Coming on the heels of the group’s release of its only album, After the End, the one-off performance was the culmination of six years of effort initiated by Steiner.

And based on Thursday’s performance, all the hard work paid off.

With Dekel’s super-smooth vocals leading the way, nine members opened the show with “Common is the Sense,” the Tendencies’ pop hit, that smacks of Red Hot Chili Peppers. And for the next two hours, musicians shuttled on and off the stage between songs, much like football players coming on and off the field between plays, under the guidance of “Coach” Steiner.



Among the night’s many highlights, Israel’s groove diva Karolina – one of two Tendencies female vocalists – teamed up with Dekel in a riveting version of “You’re Not of This World.” The group’s second female vocalist, Mika Sade, pulled off an inspiring vocal/dance performance of “The Waiting Room” with the help of Altman.

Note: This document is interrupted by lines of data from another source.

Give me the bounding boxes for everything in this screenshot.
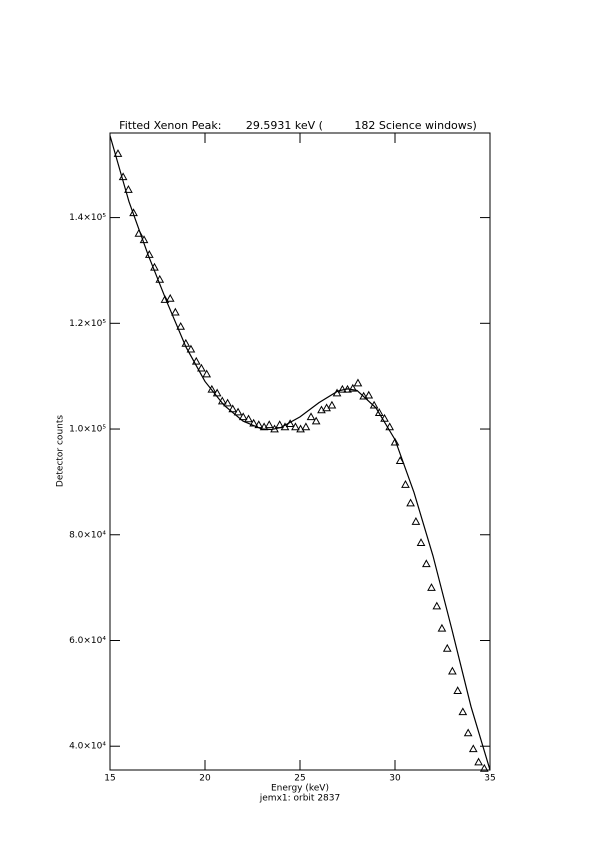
x-tick-label: 15	[104, 774, 115, 784]
data-point	[458, 707, 468, 716]
data-point	[416, 538, 426, 546]
data-point	[233, 407, 243, 416]
data-point	[176, 321, 186, 330]
y-axis-label: Detector counts	[56, 415, 66, 487]
data-point	[301, 422, 311, 431]
data-point	[238, 412, 248, 421]
data-point	[165, 293, 175, 302]
y-tick-label: 1.0×10⁵	[69, 425, 106, 435]
data-point	[228, 404, 238, 413]
data-point	[160, 294, 170, 303]
data-point	[437, 623, 447, 632]
data-point	[359, 391, 368, 400]
data-point	[369, 400, 379, 409]
data-point	[291, 422, 300, 431]
data-point	[474, 757, 483, 766]
x-tick-label: 35	[484, 774, 495, 784]
data-point	[390, 437, 400, 446]
data-point	[427, 583, 436, 591]
x-tick-label: 25	[294, 774, 305, 784]
data-point	[432, 601, 442, 610]
data-point	[186, 344, 196, 353]
x-tick-label: 30	[389, 774, 401, 784]
data-point	[468, 744, 478, 753]
data-point	[191, 356, 201, 365]
data-point	[202, 369, 212, 378]
data-point	[207, 384, 217, 393]
chart-title: Fitted Xenon Peak: 29.5931 keV ( 182 Sci…	[119, 119, 477, 132]
data-point	[442, 643, 452, 652]
data-point	[197, 363, 206, 372]
data-point	[411, 517, 421, 525]
fit-line	[109, 135, 491, 771]
data-point	[364, 390, 374, 399]
data-point	[244, 414, 253, 423]
data-point	[479, 763, 489, 772]
plot-frame	[109, 132, 491, 771]
data-point	[453, 686, 463, 695]
y-tick-label: 1.2×10⁵	[69, 319, 106, 329]
data-point	[223, 398, 232, 407]
y-tick-label: 1.4×10⁵	[69, 213, 106, 223]
data-point	[306, 412, 316, 421]
data-point	[348, 383, 358, 392]
data-point	[401, 480, 410, 488]
data-point	[311, 416, 321, 425]
data-point	[171, 307, 180, 316]
data-point	[448, 666, 457, 675]
footnote: jemx1: orbit 2837	[259, 794, 340, 804]
data-point	[296, 424, 305, 433]
data-point	[264, 420, 274, 429]
x-tick-label: 20	[199, 774, 211, 784]
data-point	[422, 559, 431, 568]
data-point	[353, 378, 363, 387]
y-tick-label: 4.0×10⁴	[69, 742, 106, 752]
data-point	[113, 149, 123, 157]
data-point	[124, 185, 133, 193]
data-point	[374, 408, 384, 416]
data-point	[463, 728, 473, 737]
data-point	[327, 400, 337, 409]
y-tick-label: 8.0×10⁴	[69, 530, 106, 540]
data-point	[406, 498, 415, 507]
x-axis-label: Energy (keV)	[271, 784, 329, 794]
y-tick-label: 6.0×10⁴	[69, 636, 106, 646]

Altman was also instrumental in one of the harder rock pieces of the evening, “We’ve Come So Far,” which morphed into a rap version with special guest Sha’anan Street of Hadag Nahash.

And Alon showed his versatility by playing the country rock tune “Slow Down,” before launching into a multi-minute psychedelic solo, bringing back memories of a ’70s genre quite different from the same decade’s funk/groove genre heard most of the night.

The musical extravaganza climaxed as the effervescent Steiner personally thanked all those who helped make the show possible, before getting the audience to join the band in “A New Way to Rhyme” to wrap up a memorable evening. And while Lunacidal Tendencies may never reach the stature of one the world’s first and most popular supergroups, Cream, for at least one night, Steiner’s crew was the cream of the crop in Israeli music.